Bir hayalin peşinde küçük bir azınlık bağırıyor, büyük çoğunluk sosyal medya hesabında “tik tok” esprilere bakıp gülmeye çalışıyordu. Farkındalık, farkında olmak ile olur ama çoğunluk farkında bile değildi atılan sloganlar ve o bir kaç insanın var olma mücadelesi.

Aslında hepimiz bir delikten aşağıya bırakılmış kanalizasyona doğru gidiyorduk... Belki denize çıkacağız belki de yolda balçığın ağırlığı içinde bir süre debelenip bataklığın parçası olacağız...

Sosyal medyada “tik toklara” bakan ile sokakta yürüyen aynı kaderi paylaşıyordu, umursamazlık ve yalnızlık! Gerçi sokakta afişin arkasında yürüyenler bir kaç kişi olsa da yalnız olmadıklarını düşünüyorlar ama milyonlarca nüfusu olan bir şehirde bir kaç kişi aslında birey bile değildi...

Hepimiz zamanın girdabında savruluyorduk, birçoğumuz yaşlandığımızın bile farkında değildik, beynimiz hala genç, vücudumuz yaşlanmıştı...

Yol uzundu ama bize ayrılan zaman içinde o yolun ancak bir arpa boy kadar gitmiş olduğumuzun farkında mıydık?

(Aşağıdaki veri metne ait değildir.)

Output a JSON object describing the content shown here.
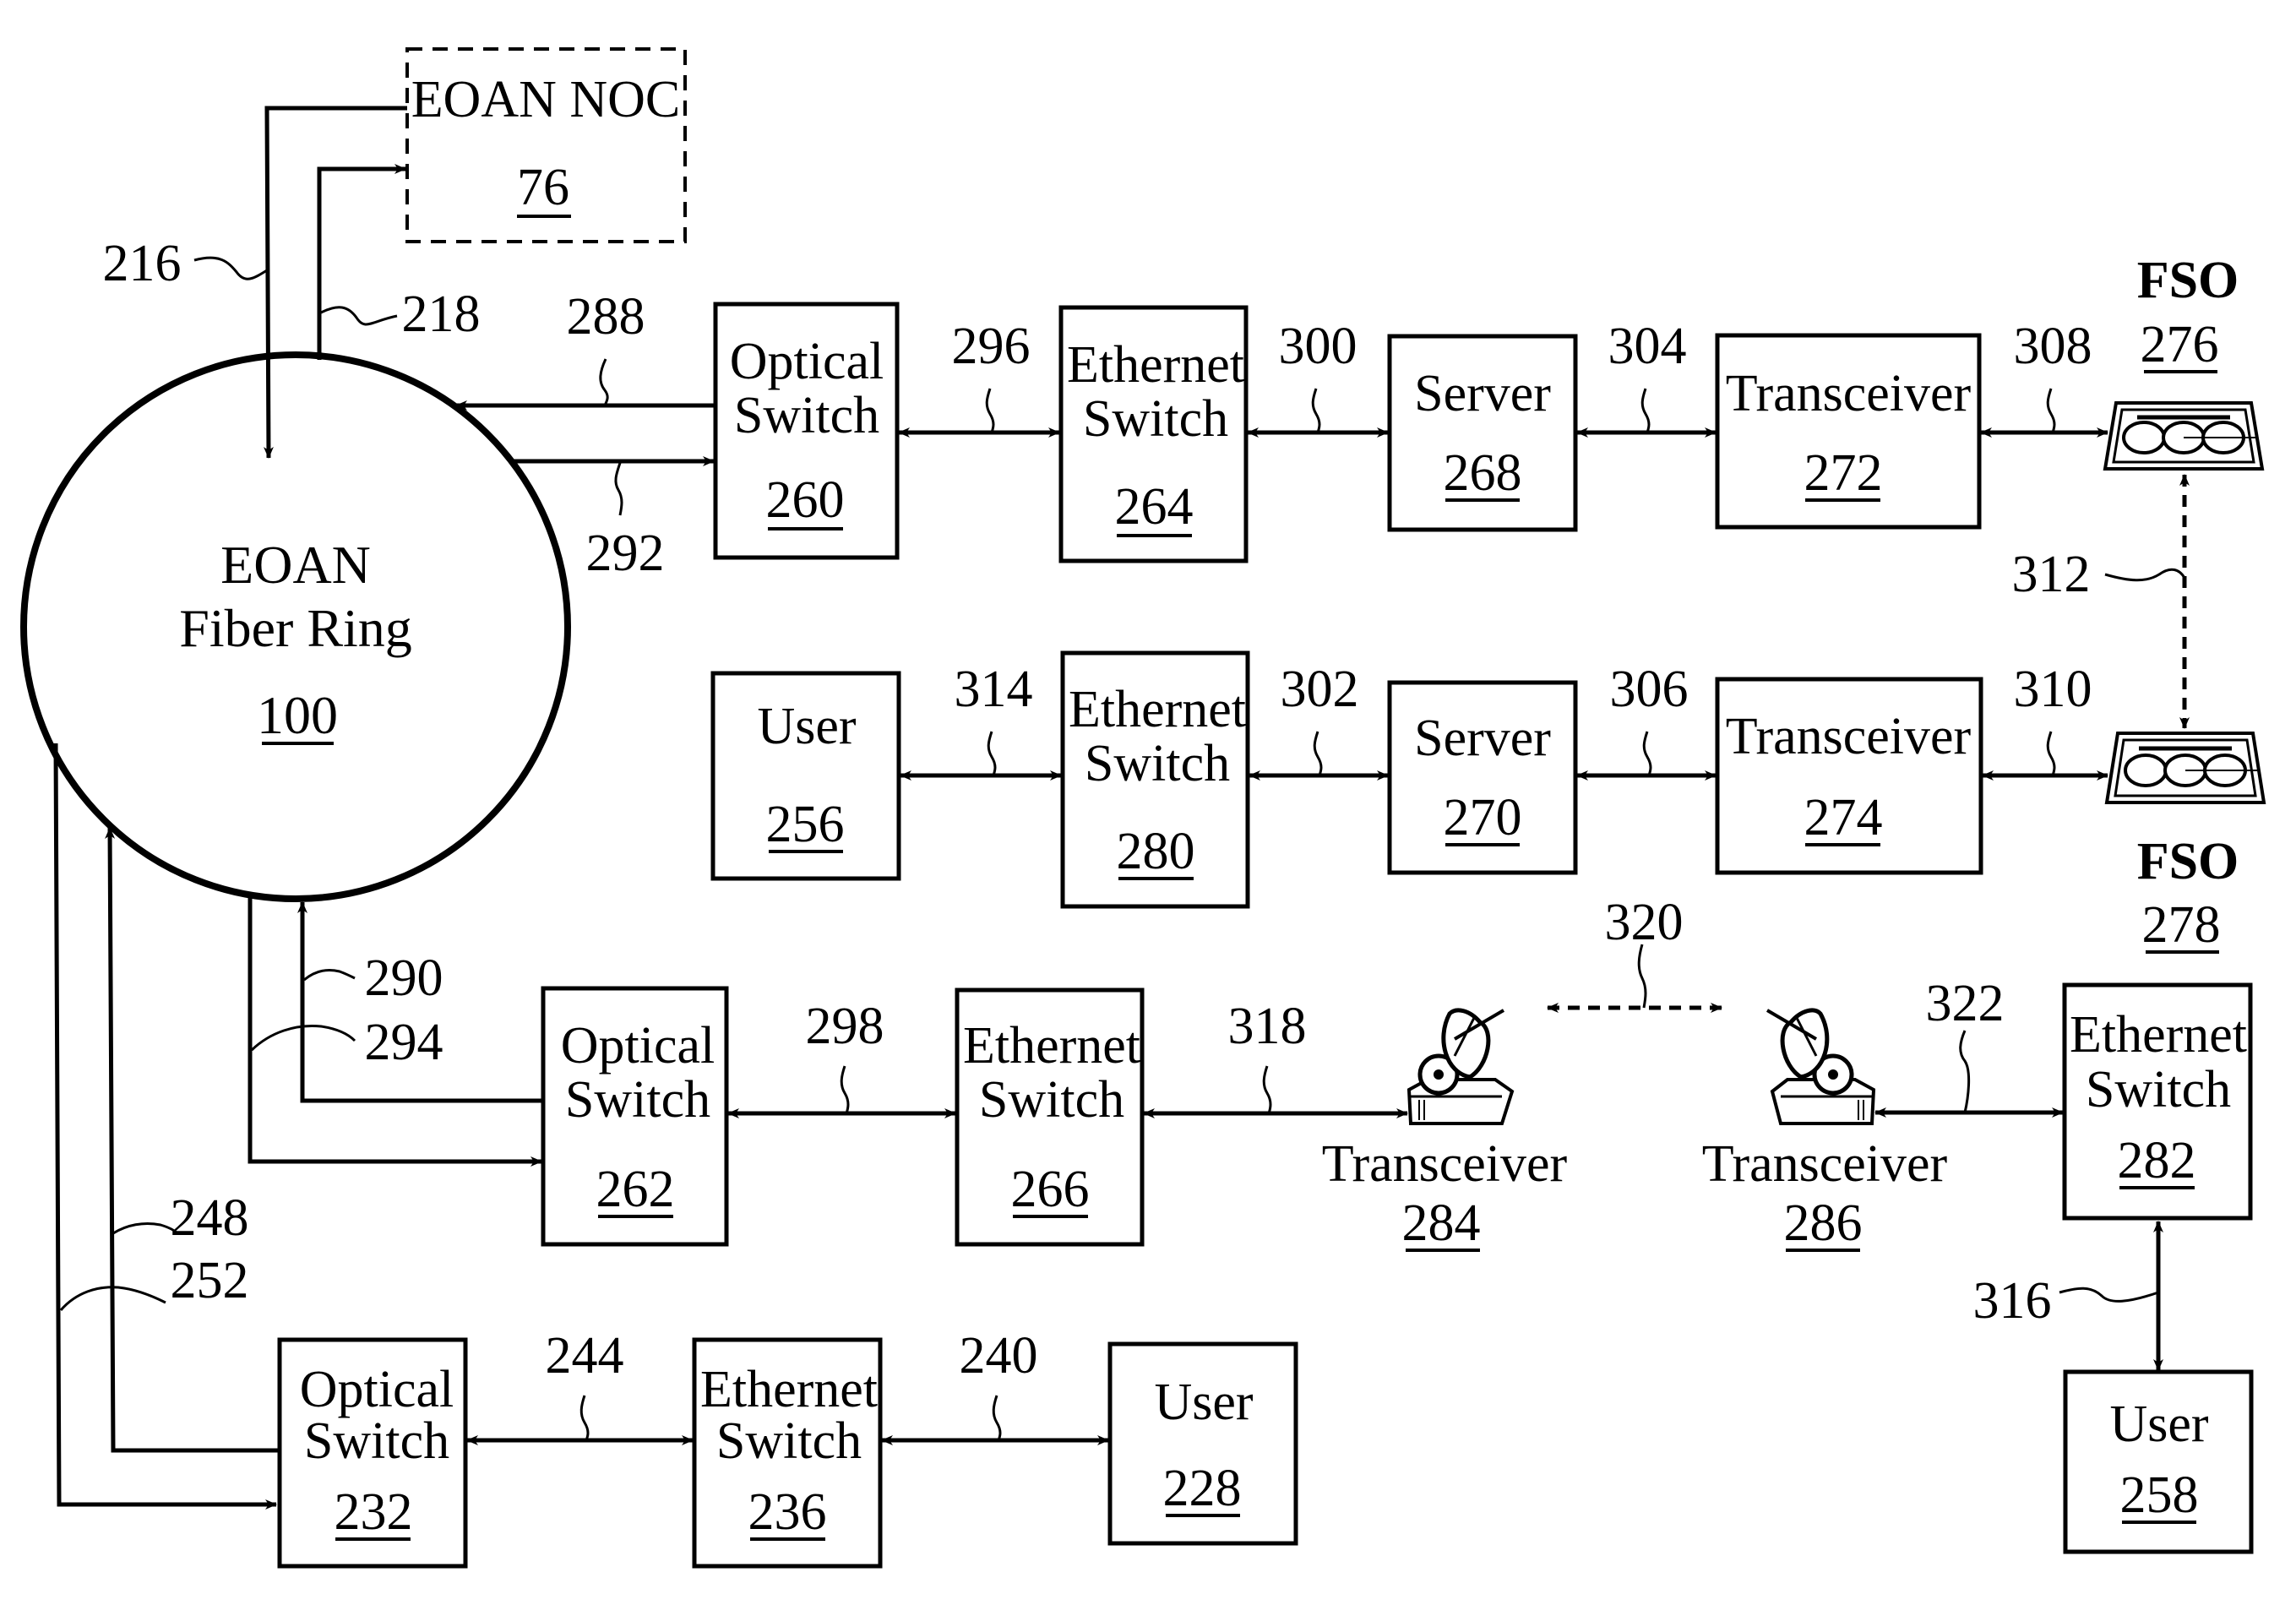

Ancak dışarından bakan söyleyebilir, içinde yaşayan fakında değildir...

Sloganlar atan bir guruba baktım, “bizden değil” dedim, bizim sloganları atan olsa da kalbim şöyle hızlı hızlı biraz çarpsa, tansiyonum yükselirse yükselsin!

Bir avuç kalmıştık ama bizden ve ötekiler ayrımı yapmaya devam ediyorduk, olmayan bir hareketin neferleri gibi hala savunmaya ve yaşatmaya çalışıyoruz...

En azından eskisinin üzerinden yeniden yapılanmak, fakat o üzerinde durduğumuz nokta çoktan yer değiştirmiş, “vallahi de billahi de ben durduğum noktada duruyorum ama o nokta çoktan başka yere gitmişti bile”...

Her şey hareket ediyor, ben duruyorum...

Slogan atanların videosuna baktım, birileri ekmek derdinde, birileri eskinin nostaljik sloganı atma derdinde... Ne ekmek için mücadele eden onu tanıyor ne de slogan atan ekmek için mücadele edeni... Hayat savuruyor, savrulmadım diyen bile zamanın rüzgarından etkileniyor...

Her birimizin içinde atmadığı bir sloganı vardır ama hangisi bugüne ait onu iyi tespit etmek gerekli, çünkü olduk olmadık yerde atılan eski sloganlar ancak atanı mutlu ederken onları izleyenlerde sorular oluşmasına sebep oluyor, ne kadar normaldik?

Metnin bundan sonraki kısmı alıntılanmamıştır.